Кэтрин подняла голову, все еще держа очки в руках. На ее одухотворенном, с тонкими чертами лице читалась решимость. Да, в ней было что-то от Гарри. Включая сдержанность, за которой скрывались сильные эмоции.
– Но почему ты умолчала об этом? – спросила Поппи в замешательстве. – И почему промолчал Гарри? К чему такая секретность?
– Для моего блага. Я взяла новое имя. Никто не знает почему.
У Поппи еще оставались вопросы, но, казалось, Кэтрин Маркс достигла предела. Пробормотав очередное извинение, она поднялась и опустила сонного хорька на ковер. Затем схватила свой башмак и вышла из комнаты.

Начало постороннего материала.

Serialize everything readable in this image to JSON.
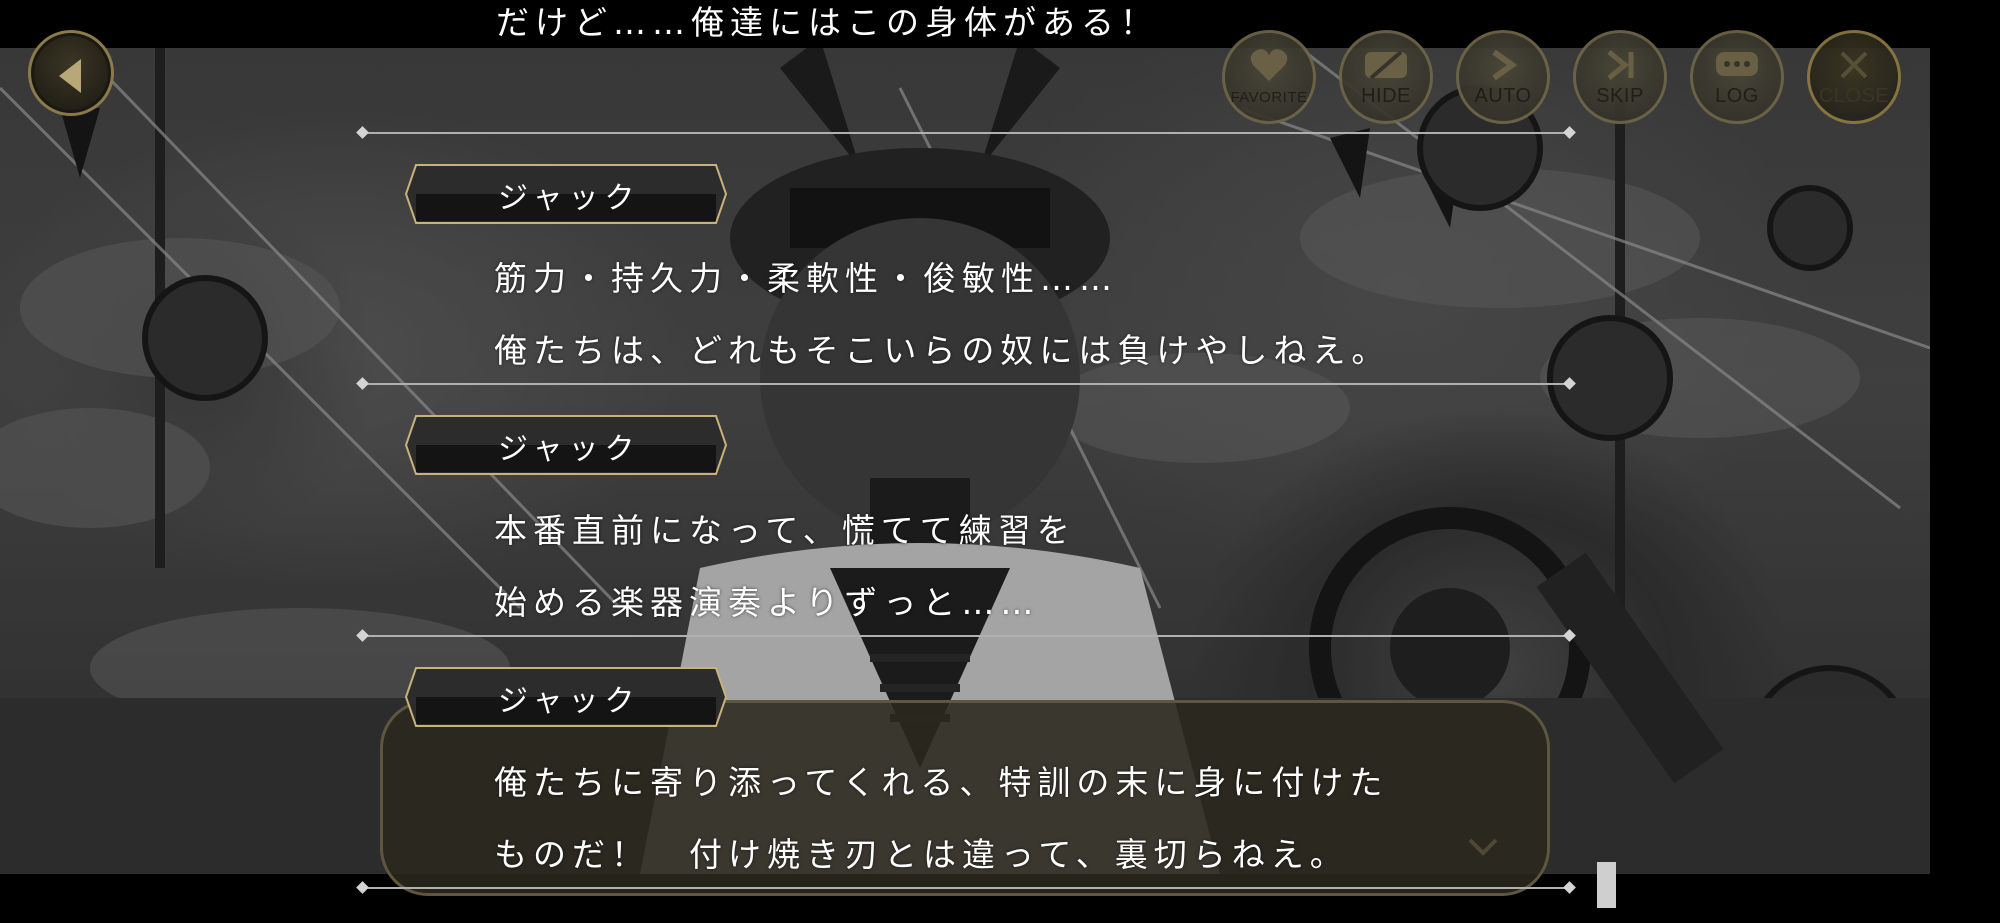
{
  "screen": {
    "top_partial_line": "だけど……俺達にはこの身体がある！"
  },
  "toolbar": [
    {
      "id": "favorite",
      "label": "FAVORITE",
      "icon": "heart-icon"
    },
    {
      "id": "hide",
      "label": "HIDE",
      "icon": "hide-icon"
    },
    {
      "id": "auto",
      "label": "AUTO",
      "icon": "play-icon"
    },
    {
      "id": "skip",
      "label": "SKIP",
      "icon": "skip-icon"
    },
    {
      "id": "log",
      "label": "LOG",
      "icon": "speech-bubble-icon"
    },
    {
      "id": "close",
      "label": "CLOSE",
      "icon": "close-icon"
    }
  ],
  "back_button": {
    "icon": "back-arrow-icon"
  },
  "log_entries": [
    {
      "speaker": "ジャック",
      "lines": [
        "筋力・持久力・柔軟性・俊敏性……",
        "俺たちは、どれもそこいらの奴には負けやしねえ。"
      ]
    },
    {
      "speaker": "ジャック",
      "lines": [
        "本番直前になって、慌てて練習を",
        "始める楽器演奏よりずっと……"
      ]
    },
    {
      "speaker": "ジャック",
      "lines": [
        "俺たちに寄り添ってくれる、特訓の末に身に付けた",
        "ものだ！　付け焼き刃とは違って、裏切らねえ。"
      ]
    }
  ],
  "colors": {
    "nameplate_border": "#c8b27a",
    "button_border": "#6e6648",
    "divider": "#b0b0b0",
    "dialog_bg": "#2a281e"
  }
}
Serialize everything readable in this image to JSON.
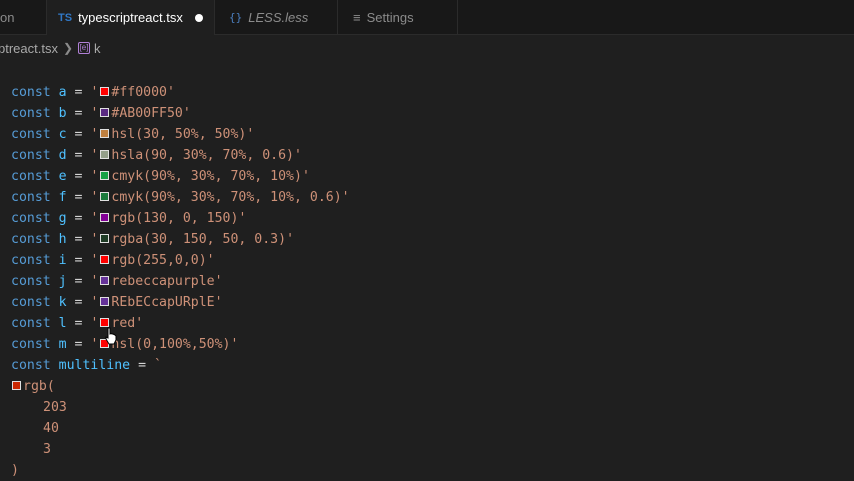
{
  "tabs": [
    {
      "label": "on"
    },
    {
      "icon_text": "TS",
      "label": "typescriptreact.tsx",
      "dirty": true
    },
    {
      "icon_text": "{}",
      "label": "LESS.less"
    },
    {
      "icon_text": "≡",
      "label": "Settings"
    }
  ],
  "breadcrumb": {
    "file": "ptreact.tsx",
    "symbol_icon": "[e]",
    "symbol": "k"
  },
  "code": {
    "keyword": "const",
    "lines": [
      {
        "name": "a",
        "value": "#ff0000",
        "color": "#ff0000"
      },
      {
        "name": "b",
        "value": "#AB00FF50",
        "color": "#5a2a82"
      },
      {
        "name": "c",
        "value": "hsl(30, 50%, 50%)",
        "color": "#bf8040"
      },
      {
        "name": "d",
        "value": "hsla(90, 30%, 70%, 0.6)",
        "color": "#939e89"
      },
      {
        "name": "e",
        "value": "cmyk(90%, 30%, 70%, 10%)",
        "color": "#17a045"
      },
      {
        "name": "f",
        "value": "cmyk(90%, 30%, 70%, 10%, 0.6)",
        "color": "#1a7a3b"
      },
      {
        "name": "g",
        "value": "rgb(130, 0, 150)",
        "color": "#820096"
      },
      {
        "name": "h",
        "value": "rgba(30, 150, 50, 0.3)",
        "color": "#1e3b25"
      },
      {
        "name": "i",
        "value": "rgb(255,0,0)",
        "color": "#ff0000"
      },
      {
        "name": "j",
        "value": "rebeccapurple",
        "color": "#663399"
      },
      {
        "name": "k",
        "value": "REbECcapURplE",
        "color": "#663399"
      },
      {
        "name": "l",
        "value": "red",
        "color": "#ff0000"
      },
      {
        "name": "m",
        "value": "hsl(0,100%,50%)",
        "color": "#ff0000"
      }
    ],
    "multiline": {
      "name": "multiline",
      "func": "rgb(",
      "args": [
        "203",
        "40",
        "3"
      ],
      "close": ")",
      "color": "#cb2803"
    }
  },
  "icons": {
    "cursor": "hand-pointer-icon"
  }
}
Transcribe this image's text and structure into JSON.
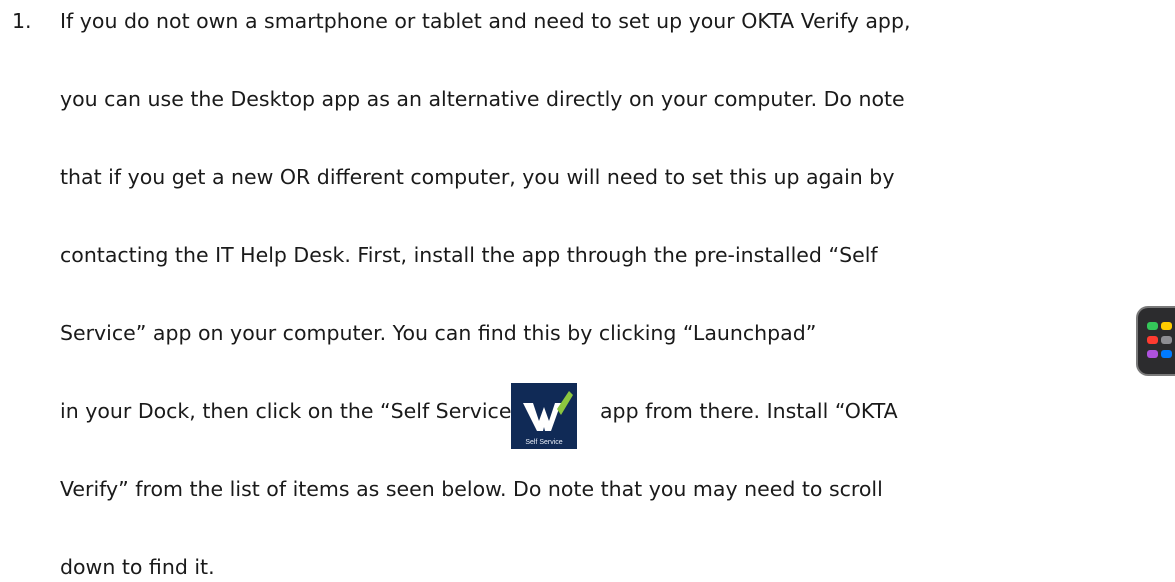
{
  "list": {
    "number": "1.",
    "lines": [
      "If you do not own a smartphone or tablet and need to set up your OKTA Verify app,",
      "you can use the Desktop app as an alternative directly on your computer. Do note",
      "that if you get a new OR different computer, you will need to set this up again by",
      "contacting the IT Help Desk. First, install the app through the pre-installed “Self",
      "Service” app on your computer. You can find this by clicking “Launchpad”",
      "in your Dock, then click on the “Self Service”",
      "app from there. Install “OKTA",
      "Verify” from the list of items as seen below. Do note that you may need to scroll",
      "down to find it."
    ]
  },
  "icons": {
    "launchpad": "launchpad-icon",
    "self_service": "self-service-icon",
    "self_service_caption": "Self Service"
  },
  "colors": {
    "text": "#1a1a1a",
    "self_service_bg": "#102a56",
    "self_service_check": "#8cc63f",
    "launchpad_bg": "#2c2c2e"
  }
}
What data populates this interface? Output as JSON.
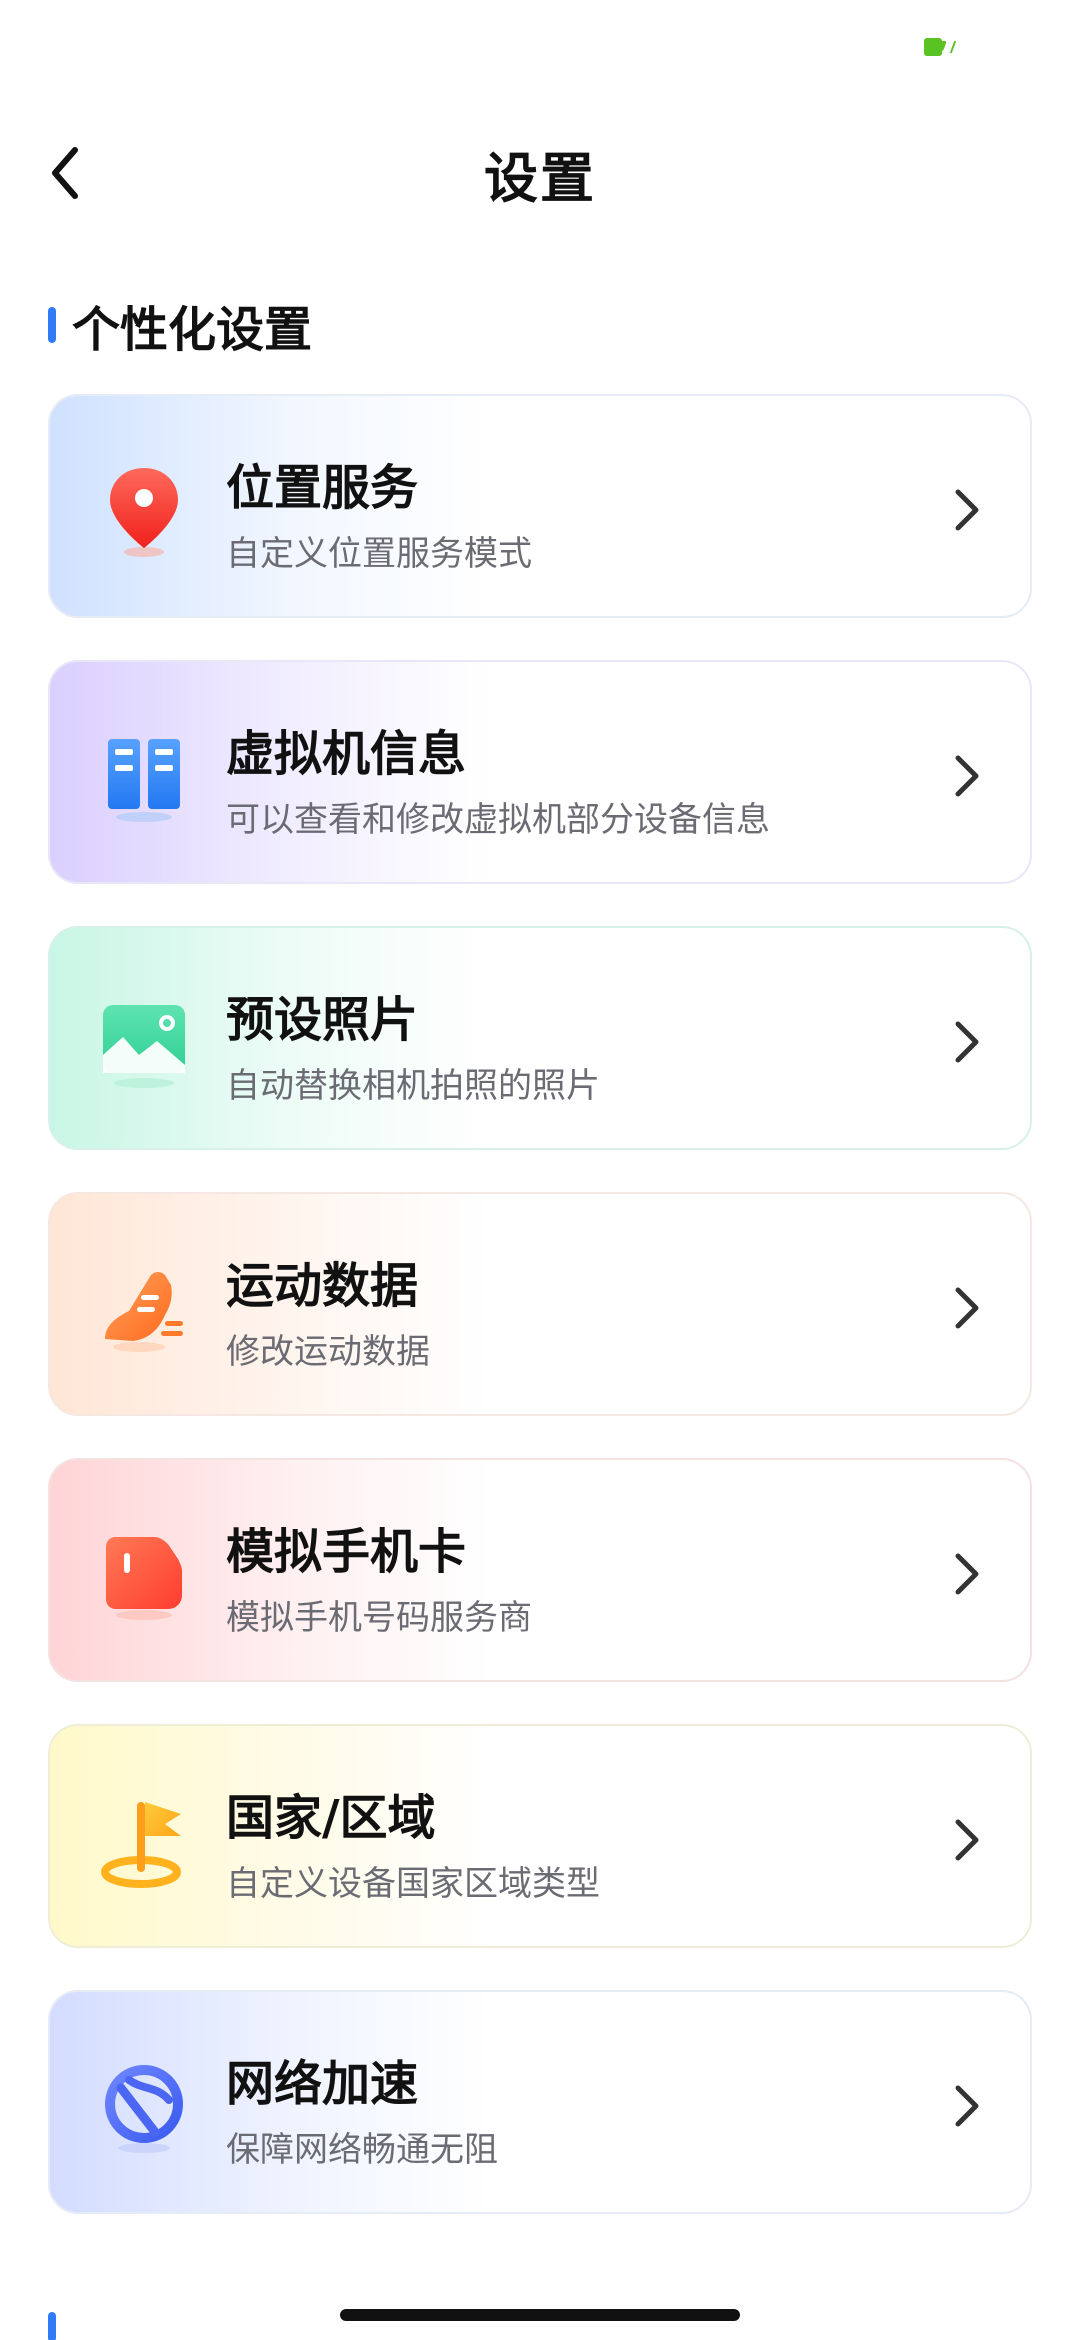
{
  "header": {
    "title": "设置"
  },
  "section": {
    "title": "个性化设置"
  },
  "cards": [
    {
      "title": "位置服务",
      "subtitle": "自定义位置服务模式",
      "icon": "location-pin-icon"
    },
    {
      "title": "虚拟机信息",
      "subtitle": "可以查看和修改虚拟机部分设备信息",
      "icon": "device-info-icon"
    },
    {
      "title": "预设照片",
      "subtitle": "自动替换相机拍照的照片",
      "icon": "photo-icon"
    },
    {
      "title": "运动数据",
      "subtitle": "修改运动数据",
      "icon": "running-shoe-icon"
    },
    {
      "title": "模拟手机卡",
      "subtitle": "模拟手机号码服务商",
      "icon": "sim-card-icon"
    },
    {
      "title": "国家/区域",
      "subtitle": "自定义设备国家区域类型",
      "icon": "country-flag-icon"
    },
    {
      "title": "网络加速",
      "subtitle": "保障网络畅通无阻",
      "icon": "network-accelerate-icon"
    }
  ],
  "colors": {
    "accent": "#2f7cf6"
  }
}
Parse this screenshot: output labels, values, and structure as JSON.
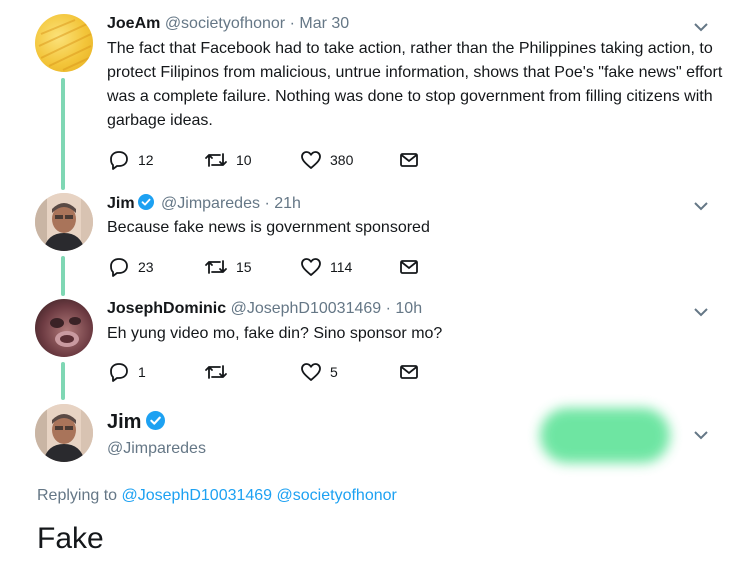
{
  "tweets": [
    {
      "name": "JoeAm",
      "handle": "@societyofhonor",
      "sep": "·",
      "time": "Mar 30",
      "text": "The fact that Facebook had to take action, rather than the Philippines taking action, to protect Filipinos from malicious, untrue information, shows that Poe's \"fake news\" effort was a complete failure. Nothing was done to stop government from filling citizens with garbage ideas.",
      "replies": "12",
      "retweets": "10",
      "likes": "380"
    },
    {
      "name": "Jim",
      "handle": "@Jimparedes",
      "sep": "·",
      "time": "21h",
      "text": "Because fake news is government sponsored",
      "replies": "23",
      "retweets": "15",
      "likes": "114"
    },
    {
      "name": "JosephDominic",
      "handle": "@JosephD10031469",
      "sep": "·",
      "time": "10h",
      "text": "Eh yung video mo, fake din? Sino sponsor mo?",
      "replies": "1",
      "retweets": "",
      "likes": "5"
    }
  ],
  "main_tweet": {
    "name": "Jim",
    "handle": "@Jimparedes",
    "replying_label": "Replying to",
    "mention1": "@JosephD10031469",
    "mention2": "@societyofhonor",
    "text": "Fake"
  },
  "colors": {
    "accent": "#1da1f2",
    "thread_line": "#7fd7b4",
    "verified": "#1da1f2",
    "blur": "#5fe399"
  },
  "icons": {
    "reply": "reply-icon",
    "retweet": "retweet-icon",
    "like": "heart-icon",
    "dm": "envelope-icon",
    "menu": "chevron-down-icon",
    "verified": "verified-badge-icon"
  }
}
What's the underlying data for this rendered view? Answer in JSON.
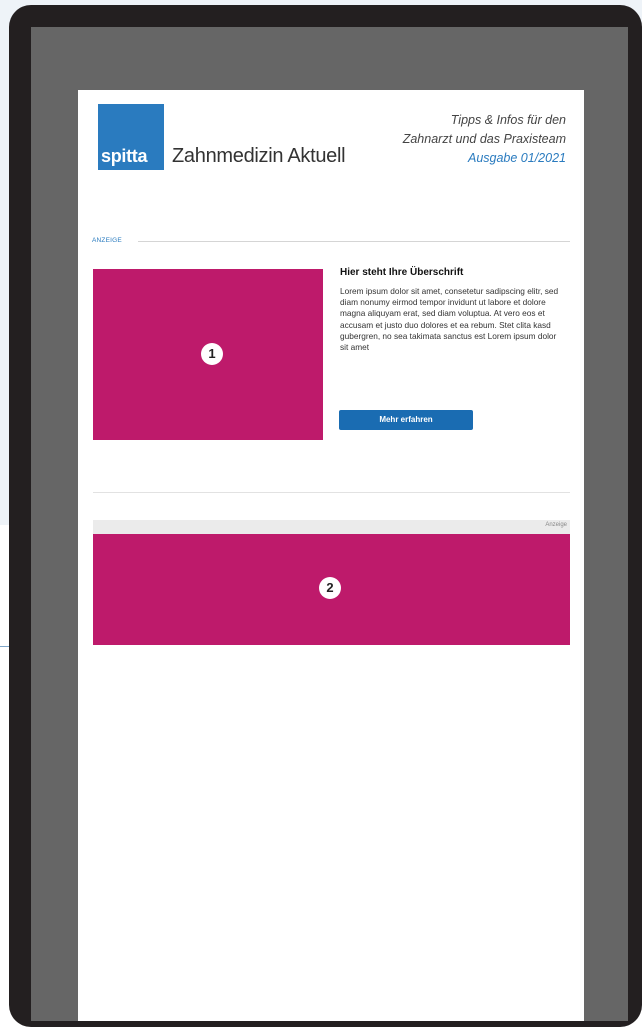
{
  "newsletter": {
    "logo_text": "spitta",
    "title": "Zahnmedizin Aktuell",
    "tagline_line1": "Tipps & Infos für den",
    "tagline_line2": "Zahnarzt und das Praxisteam",
    "edition": "Ausgabe 01/2021"
  },
  "ad1": {
    "label": "ANZEIGE",
    "marker": "1",
    "heading": "Hier steht Ihre Überschrift",
    "body": "Lorem ipsum dolor sit amet, consetetur sadipscing elitr, sed diam nonumy eirmod tempor invidunt ut labore et dolore magna aliquyam erat, sed diam voluptua. At vero eos et accusam et justo duo dolores et ea rebum. Stet clita kasd gubergren, no sea takimata sanctus est Lorem ipsum dolor sit amet",
    "button_label": "Mehr erfahren"
  },
  "ad2": {
    "label": "Anzeige",
    "marker": "2"
  },
  "colors": {
    "brand_blue": "#2a7bbf",
    "button_blue": "#1a6cb2",
    "ad_magenta": "#be1a6b",
    "device_frame": "#231f20",
    "screen_gray": "#666666"
  }
}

Доджер встряхнулся и устремился за ней.
Оставшись наедине с сестрой, Поппи задумчиво уставилась на поднос с пирожными, стоявший на столике. Последовало продолжительное молчание.
– Выпьем чаю? – предложила Амелия.
Налив чай, они принялись за пирожные из слоеного теста, пропитанного патокой и лимоном. Это был вкус их детства. Поппи сделала глоток горячего чая с молоком.
– Все, что напоминает мне о детстве, – сказала она, – и о нашем коттедже в Примроуз-Плейс, всегда поднимает мне настроение. Как эти пирожные, занавески в цветочек и чтение басен Эзопа.
– И запах роз, – подхватила Амелия. – И капли дождя, падающие с черепичных карнизов. Помнишь, как Лео посадил в банку светлячков, и мы пытались использовать их вместо свечей за ужином?